The real stand out of Hellraiser 2022 has to be Jamie Clayton as The Priest and cenobite leader. Unlike what Doug Bradley did with Pinhead, this new take on the character feels crueller and more sensual in her actions, revelling in each new kill in a way all her own. She brings demonic glee to the screen, with each new kill another way to push the limits on how the human form can be distorted. Despite the changes, Clayton’s performance feels a part of the Hellraiser universe, with this standing alongside the 1987 original rather than just another lazy horror remake.
The creature design is as unique as it is horrifying and avoids the pitfalls of feeling like another slasher flick in a sea of mediocrity. The cenobites feel refreshed for this reboot, pushing aside the black leather for a fetishistic use of flesh and skin as clothing. Each of the creatures feels nightmarish in their own way, with each showing a new sadomasochistic way you can flay a human into a new, gruesome form.
This movie goes significantly further than in Clive Barker’s 1987 horror classic or the novella it is based on but does so in a refreshing way that never feels far off from what the franchise is known for. I am also happy to see the use of CGI was kept to a minimum, opting to build the spooky creatures with tangible screen effects whenever possible.
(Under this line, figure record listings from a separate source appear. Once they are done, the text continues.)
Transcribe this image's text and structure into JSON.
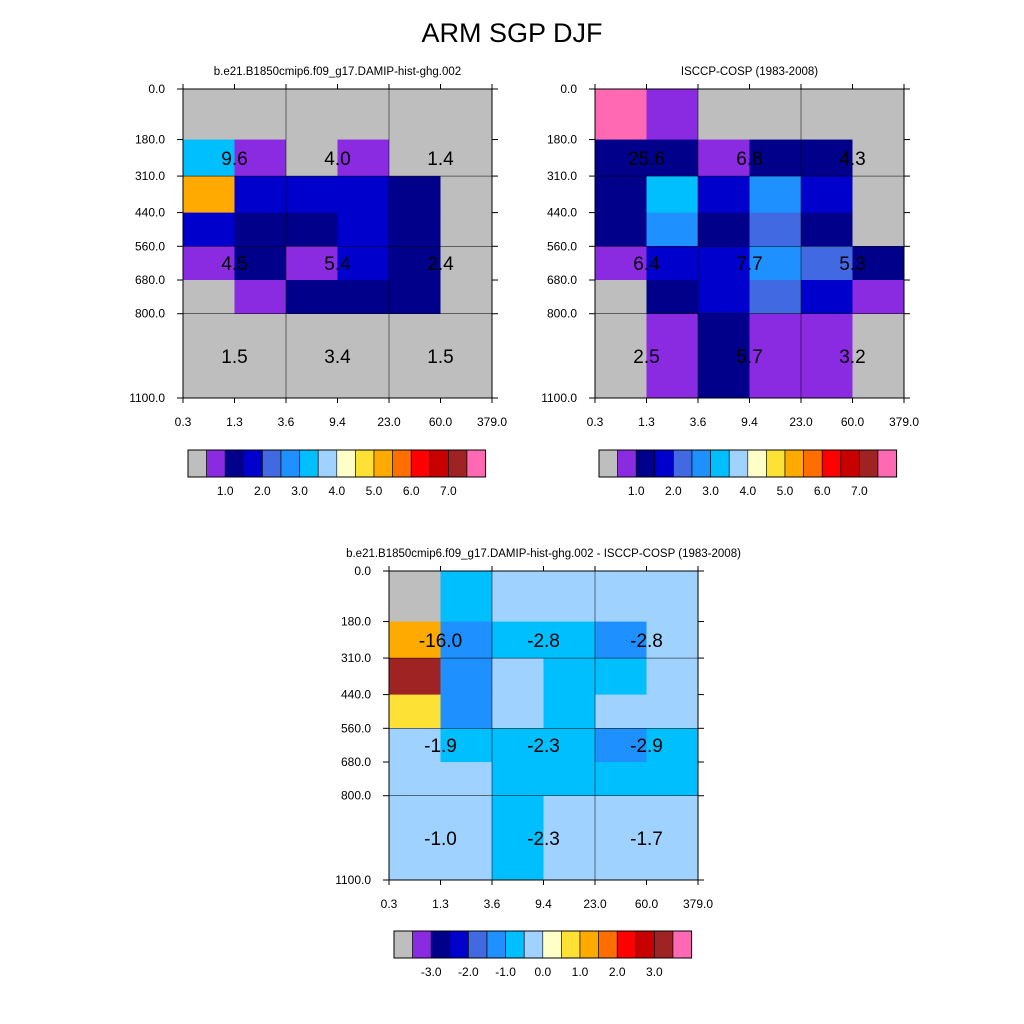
{
  "title": "ARM SGP DJF",
  "chart_data": [
    {
      "type": "heatmap",
      "title": "b.e21.B1850cmip6.f09_g17.DAMIP-hist-ghg.002",
      "x_ticks": [
        "0.3",
        "1.3",
        "3.6",
        "9.4",
        "23.0",
        "60.0",
        "379.0"
      ],
      "y_ticks": [
        "0.0",
        "180.0",
        "310.0",
        "440.0",
        "560.0",
        "680.0",
        "800.0",
        "1100.0"
      ],
      "cells": [
        [
          0,
          0,
          0,
          0,
          0,
          0
        ],
        [
          6,
          1,
          0,
          1,
          0,
          0
        ],
        [
          10,
          3,
          3,
          3,
          2,
          0
        ],
        [
          3,
          2,
          2,
          3,
          2,
          0
        ],
        [
          1,
          2,
          1,
          3,
          2,
          0
        ],
        [
          0,
          1,
          2,
          2,
          2,
          0
        ],
        [
          0,
          0,
          0,
          0,
          0,
          0
        ]
      ],
      "labels": [
        {
          "text": "9.6",
          "col": 0,
          "row": 1
        },
        {
          "text": "4.0",
          "col": 2,
          "row": 1
        },
        {
          "text": "1.4",
          "col": 4,
          "row": 1
        },
        {
          "text": "4.5",
          "col": 0,
          "row": 4
        },
        {
          "text": "5.4",
          "col": 2,
          "row": 4
        },
        {
          "text": "2.4",
          "col": 4,
          "row": 4
        },
        {
          "text": "1.5",
          "col": 0,
          "row": 6
        },
        {
          "text": "3.4",
          "col": 2,
          "row": 6
        },
        {
          "text": "1.5",
          "col": 4,
          "row": 6
        }
      ],
      "colorbar": {
        "colors": [
          "#bebebe",
          "#8a2be2",
          "#00008b",
          "#0000cd",
          "#4169e1",
          "#1e90ff",
          "#00bfff",
          "#a0d2ff",
          "#ffffc8",
          "#fde135",
          "#ffaa00",
          "#ff6e00",
          "#ff0000",
          "#c80000",
          "#a02323",
          "#ff69b4"
        ],
        "tick_labels": [
          "1.0",
          "2.0",
          "3.0",
          "4.0",
          "5.0",
          "6.0",
          "7.0"
        ]
      }
    },
    {
      "type": "heatmap",
      "title": "ISCCP-COSP (1983-2008)",
      "x_ticks": [
        "0.3",
        "1.3",
        "3.6",
        "9.4",
        "23.0",
        "60.0",
        "379.0"
      ],
      "y_ticks": [
        "0.0",
        "180.0",
        "310.0",
        "440.0",
        "560.0",
        "680.0",
        "800.0",
        "1100.0"
      ],
      "cells": [
        [
          15,
          1,
          0,
          0,
          0,
          0
        ],
        [
          2,
          2,
          1,
          2,
          2,
          0
        ],
        [
          2,
          6,
          3,
          5,
          3,
          0
        ],
        [
          2,
          5,
          2,
          4,
          2,
          0
        ],
        [
          1,
          3,
          3,
          5,
          4,
          2
        ],
        [
          0,
          2,
          3,
          4,
          3,
          1
        ],
        [
          0,
          1,
          2,
          1,
          1,
          0
        ]
      ],
      "labels": [
        {
          "text": "25.6",
          "col": 0,
          "row": 1
        },
        {
          "text": "6.8",
          "col": 2,
          "row": 1
        },
        {
          "text": "4.3",
          "col": 4,
          "row": 1
        },
        {
          "text": "6.4",
          "col": 0,
          "row": 4
        },
        {
          "text": "7.7",
          "col": 2,
          "row": 4
        },
        {
          "text": "5.3",
          "col": 4,
          "row": 4
        },
        {
          "text": "2.5",
          "col": 0,
          "row": 6
        },
        {
          "text": "5.7",
          "col": 2,
          "row": 6
        },
        {
          "text": "3.2",
          "col": 4,
          "row": 6
        }
      ],
      "colorbar": {
        "colors": [
          "#bebebe",
          "#8a2be2",
          "#00008b",
          "#0000cd",
          "#4169e1",
          "#1e90ff",
          "#00bfff",
          "#a0d2ff",
          "#ffffc8",
          "#fde135",
          "#ffaa00",
          "#ff6e00",
          "#ff0000",
          "#c80000",
          "#a02323",
          "#ff69b4"
        ],
        "tick_labels": [
          "1.0",
          "2.0",
          "3.0",
          "4.0",
          "5.0",
          "6.0",
          "7.0"
        ]
      }
    },
    {
      "type": "heatmap",
      "title": "b.e21.B1850cmip6.f09_g17.DAMIP-hist-ghg.002 - ISCCP-COSP (1983-2008)",
      "x_ticks": [
        "0.3",
        "1.3",
        "3.6",
        "9.4",
        "23.0",
        "60.0",
        "379.0"
      ],
      "y_ticks": [
        "0.0",
        "180.0",
        "310.0",
        "440.0",
        "560.0",
        "680.0",
        "800.0",
        "1100.0"
      ],
      "cells": [
        [
          0,
          6,
          7,
          7,
          7,
          7
        ],
        [
          10,
          5,
          6,
          6,
          5,
          7
        ],
        [
          14,
          5,
          7,
          6,
          6,
          7
        ],
        [
          9,
          5,
          7,
          6,
          7,
          7
        ],
        [
          7,
          6,
          6,
          6,
          5,
          6
        ],
        [
          7,
          7,
          6,
          6,
          6,
          6
        ],
        [
          7,
          7,
          6,
          7,
          7,
          7
        ]
      ],
      "labels": [
        {
          "text": "-16.0",
          "col": 0,
          "row": 1
        },
        {
          "text": "-2.8",
          "col": 2,
          "row": 1
        },
        {
          "text": "-2.8",
          "col": 4,
          "row": 1
        },
        {
          "text": "-1.9",
          "col": 0,
          "row": 4
        },
        {
          "text": "-2.3",
          "col": 2,
          "row": 4
        },
        {
          "text": "-2.9",
          "col": 4,
          "row": 4
        },
        {
          "text": "-1.0",
          "col": 0,
          "row": 6
        },
        {
          "text": "-2.3",
          "col": 2,
          "row": 6
        },
        {
          "text": "-1.7",
          "col": 4,
          "row": 6
        }
      ],
      "colorbar": {
        "colors": [
          "#bebebe",
          "#8a2be2",
          "#00008b",
          "#0000cd",
          "#4169e1",
          "#1e90ff",
          "#00bfff",
          "#a0d2ff",
          "#ffffc8",
          "#fde135",
          "#ffaa00",
          "#ff6e00",
          "#ff0000",
          "#c80000",
          "#a02323",
          "#ff69b4"
        ],
        "tick_labels": [
          "-3.0",
          "-2.0",
          "-1.0",
          "0.0",
          "1.0",
          "2.0",
          "3.0"
        ]
      }
    }
  ]
}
With strong source material to draw from, and a new take on the nightmarish puzzle box, David Bruckner pushes past the problems many horror reboots face, delivering an unsettling journey into darkness. There have been a few attempts at a Hellraiser reboot, but few captured the essence of the story first adapted by Clive Barker himself. This story about a former addict goes places that make you question your morality, and does so with style, attention to detail, and a love of the source material. In a horror franchise known for disappointingly bad sequels, Hellraiser 2022 is a breath of fresh air, and a journey into madness well worth its 121-minute runtime.